– Не хочу и не могу, – сухо ответил он. – Я тебе сто раз объяснял.

– Знаю, знаю, незачем объяснять в сто первый! Ты считаешь это «проституцией»! Я не считаю, и никто не считает, но это твое дело. Я убеждена, что Альфред Исаевич все равно мне работу даст. Наконец, скоро будут поставлены «Рыцари Свободы». Я буду получать жалованье. И я тебе тоже сто раз говорила, еще в Ницце, что не хочу и не могу жить на твои деньги.

Он спорил еще долго, но чувствовал, что спорит без желания переспорить.

«Да, она, как мы все, не может быть другой. Если никто никого не может переспорить, то уж тем более никто никого не может переделать. У нее свой «путь к счастью», это успех, «красивая жизнь», как у большинства людей. Может быть, она всего этого и добьется. Есть кинематографические звезды, которые так же далеки от искусства, как она"…

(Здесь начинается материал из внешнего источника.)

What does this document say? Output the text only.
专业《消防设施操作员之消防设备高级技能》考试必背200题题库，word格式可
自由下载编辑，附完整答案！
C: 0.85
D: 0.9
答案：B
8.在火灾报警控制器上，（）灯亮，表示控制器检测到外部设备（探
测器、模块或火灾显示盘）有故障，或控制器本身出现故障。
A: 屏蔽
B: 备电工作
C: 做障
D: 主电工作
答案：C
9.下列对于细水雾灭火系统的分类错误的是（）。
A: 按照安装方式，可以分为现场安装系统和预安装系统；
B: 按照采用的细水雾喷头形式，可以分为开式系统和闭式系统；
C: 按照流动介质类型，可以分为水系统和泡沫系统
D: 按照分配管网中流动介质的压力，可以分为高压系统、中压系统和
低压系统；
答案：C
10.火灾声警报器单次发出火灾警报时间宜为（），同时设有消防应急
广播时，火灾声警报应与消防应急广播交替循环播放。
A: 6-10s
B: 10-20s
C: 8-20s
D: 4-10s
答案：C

– Впрочем, еще будет время обо всем поговорить. Ты уже уложила вещи?

– Нет, еще не все. Кстати, мое лиловое имеет, кажется, бешеный успех, а стоило всего восемь тысяч, – сказала Надя.

Часов в одиннадцать в залу заглянул Макс Норфольк, совершавший свой вечерний обход парохода. Он попросил разрешения присесть. Они и на пароходе не раз разговаривали о самых разных предметах. «Умный и образованный человек, – думал о нем Яценко, – но у меня не лежит душа к людям, устраивающим ремесло из остроумия. Теперь он для меня особенно старается: догадался, что я его изобразил в Максе. И он все больше походит на моего Макса; вот уж именно не очень интересная жизнь старается подражать не очень хорошему искусству».

У Норфолька был необычный для него растерянный вид.

– Правда ли, м-р Джексон, что вы скоро собираетесь бросить кинематограф? – спросил старик.

– Да, это правда.

– Не мое дело давать вам советы, и вам, конечно, совершенно безразлично мое суждение, но я думаю, что вы правы. Мисс Надя сказала мне, что вы считаете работу над фильмами… Она употребила резкое слово. Это, конечно, так, хотя в теории могло бы быть совершенно иначе. Верно, вы будете писать романы?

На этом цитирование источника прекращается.